The previous post looked at two of the five Lagrange points of the Sun-Earth system. These points, L1 and L2, are located on either side of Earth along a line between the Earth and the Sun. The third Lagrange point, L3, is located along that same line, but on the opposite side of the Sun.
L1, L2, and L3 are unstable, but stable enough on a short time scale to be useful places to position probes. Lagrange points are in the news this week because the James Webb Space Telescope (JWST), launched on Christmas Day, is headed toward L2 at the moment.
The remaining Lagrange points, L4 and L5, are stable. These points are essentially in Earth’s orbit around the Sun, 60° ahead and 60° behind Earth. To put it another way, they’re located where Earth will be in two months and where Earth was two months ago. The points L3, L4, and L5 form an equilateral triangle centered at the Sun.
Lagrange points more generally
Lagrange points are not unique to the Sun and Earth, but also holds for other systems as well. You have two bodies m1 and m2 , such as a star and a planet or a planet and a moon, and a third body, such as the JWST, with mass so much less than the other two that its mass is negligible compared to the other two bodies.
The L1, L2, and L3 points are always unstable, meaning that an object placed there will eventually leave, but the L4 and L5 points are stable, provided one of the bodies is sufficiently less massive than the other. This post will explore just how much less massive.
Mass ratio requirement
Michael Spivak  devotes a section of his physics book to the Trojan asteroids, asteroids that orbit the Sun at the L4 and L5 Lagrange points of a Sun-planet system.
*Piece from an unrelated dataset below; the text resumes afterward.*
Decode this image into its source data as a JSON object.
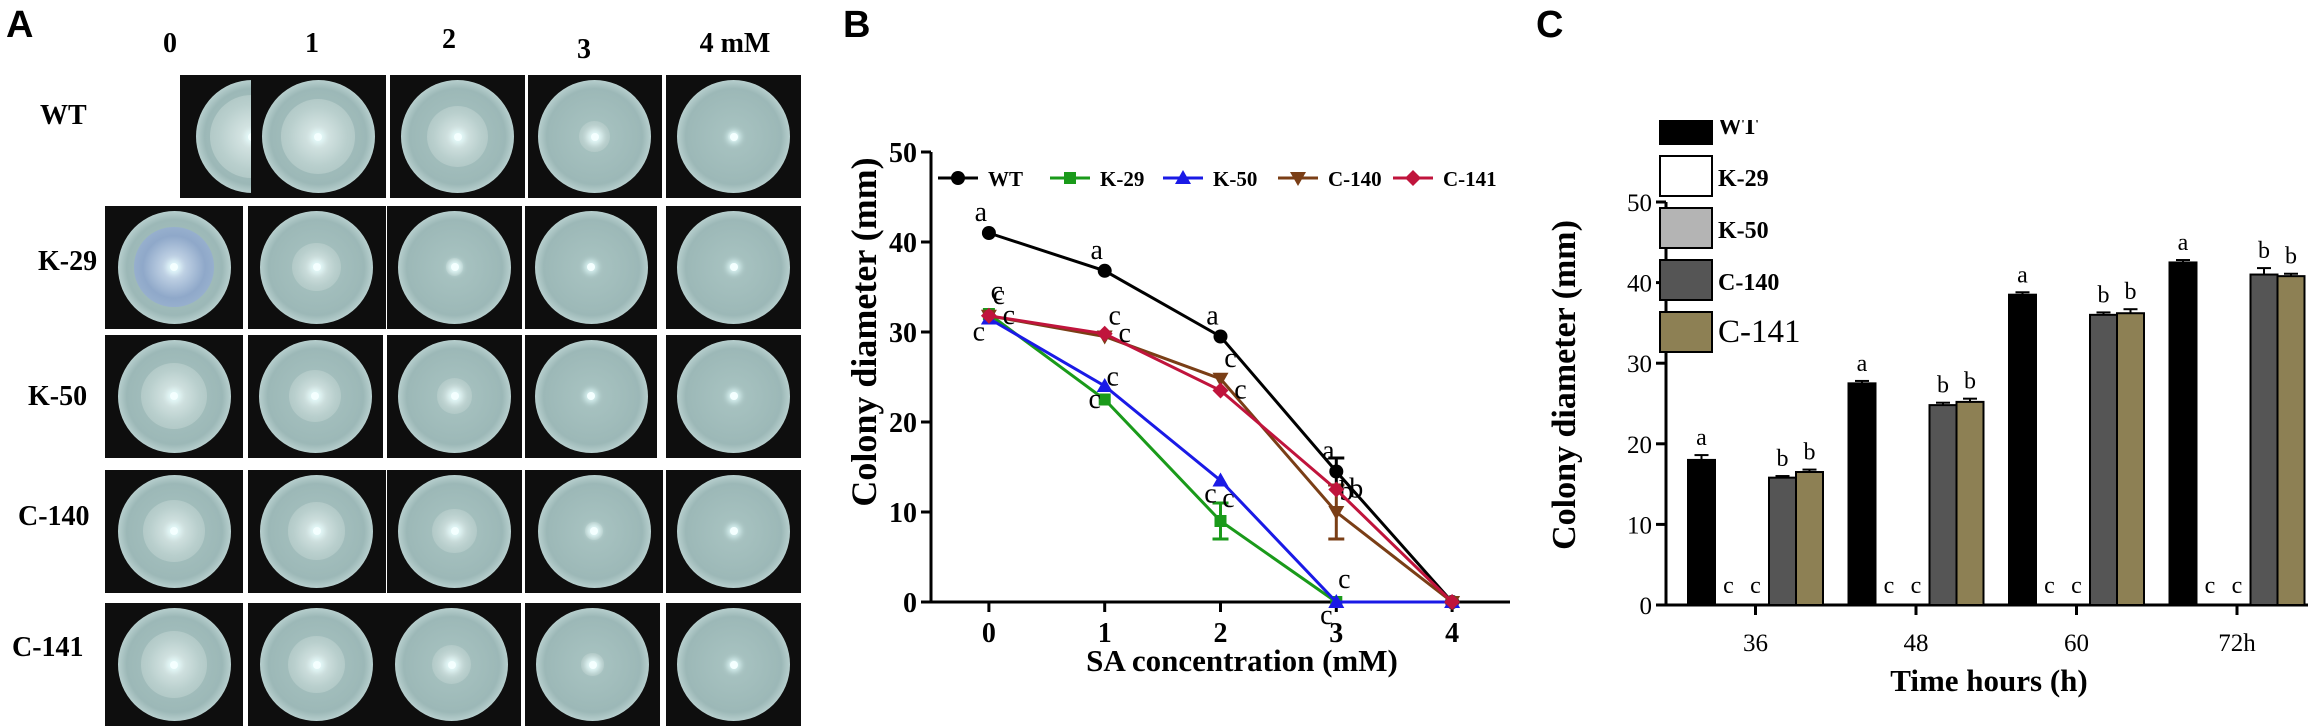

Most Trojan asteroids are part of the Sun-Jupiter system, but other planets have Trojan asteroids as well. The Earth has a couple Trojan asteroids of its own.
Spivak shows that in order for L4 and L5 to be stable, the masses of the two objects must satisfy
(m1 – m2) / (m1 + m2) > k
where m1 is the mass of the more massive body, m2 is the mass of the less massive body, and
k = √(23/27).
If we define r to be the ratio of the smaller mass to the larger mass,
r = m2 / m1,
then by dividing by m1 we see that equivalently we must have
(1 – r) / (1 + r) > k.
We run into the function (1 – z)/(1 + z) yet again. As we’ve pointed out before, this function is its own inverse, and so the solution for r is that
r < (1 – k) / (1 + k) = 0.04006…
In other words, the more massive body must be at least 25 times more massive than the smaller body.
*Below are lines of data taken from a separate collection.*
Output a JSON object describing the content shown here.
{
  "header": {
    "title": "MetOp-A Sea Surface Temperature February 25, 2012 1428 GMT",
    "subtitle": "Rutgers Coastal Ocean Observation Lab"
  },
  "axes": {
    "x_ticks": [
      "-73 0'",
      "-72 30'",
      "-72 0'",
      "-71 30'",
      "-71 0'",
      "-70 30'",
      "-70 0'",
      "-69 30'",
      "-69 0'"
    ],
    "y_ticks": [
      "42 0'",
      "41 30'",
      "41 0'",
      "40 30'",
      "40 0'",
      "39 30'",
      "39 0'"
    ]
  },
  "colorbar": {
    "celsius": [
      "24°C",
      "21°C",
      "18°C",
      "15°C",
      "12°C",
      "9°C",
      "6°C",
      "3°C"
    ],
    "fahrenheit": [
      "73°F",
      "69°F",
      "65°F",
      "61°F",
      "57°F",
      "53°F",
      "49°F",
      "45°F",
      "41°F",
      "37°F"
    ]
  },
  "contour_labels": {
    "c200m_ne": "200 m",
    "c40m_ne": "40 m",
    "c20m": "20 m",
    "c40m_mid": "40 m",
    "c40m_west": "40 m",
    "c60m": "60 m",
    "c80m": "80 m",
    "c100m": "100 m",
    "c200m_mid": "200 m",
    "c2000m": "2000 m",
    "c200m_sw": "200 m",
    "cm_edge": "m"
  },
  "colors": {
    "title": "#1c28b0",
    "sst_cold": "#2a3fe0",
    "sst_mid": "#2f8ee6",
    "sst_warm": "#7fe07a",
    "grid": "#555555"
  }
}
The Sun is over 1000 times more massive than Jupiter, so Jupiter’s L4 and L5 Lagrange points with respect to the Sun are stable. The Earth is over 80 times more massive than the Moon, so the L4 and L5 points of the Earth-Moon system are stable as well.
Pluto has only 8 times the mass of its moon Charon, so the L4 and L5 points of the Pluto-Charon system would not be stable.
 Michael Spivak: Physics for Mathematicians: Mechanics I. Addendum 10A.
3 thoughts on “When do two-body systems have stable Lagrange points?”
Are there other stable orbits such as an orbit around the line between the sun and earth with equal pull from each of the two? Would be in similar location as L4 and L5 but in an orbit perpendicular to the line between the sun and earth?
That value of sqrt(23/27) makes my mathematician’s spidey-sense tingle – it looks very precise, i.e. not an approximation, and I don’t think I’ve ever seen the number 23 show up “naturally” in a formula before.
I’ve downloaded this: http://wmap.gsfc.nasa.gov/media/ContentMedia/lagrange.pdf, but have not dug in yet. I’m hoping to stimulate your curiosity and maybe you’ll report back here later. :-)
The 23/27 factor is indeed precise. It all falls out of an eigenvalue calculation, starting with small simple numbers. The 23/27 comes from 1 – 4/27, which looks a little more natural.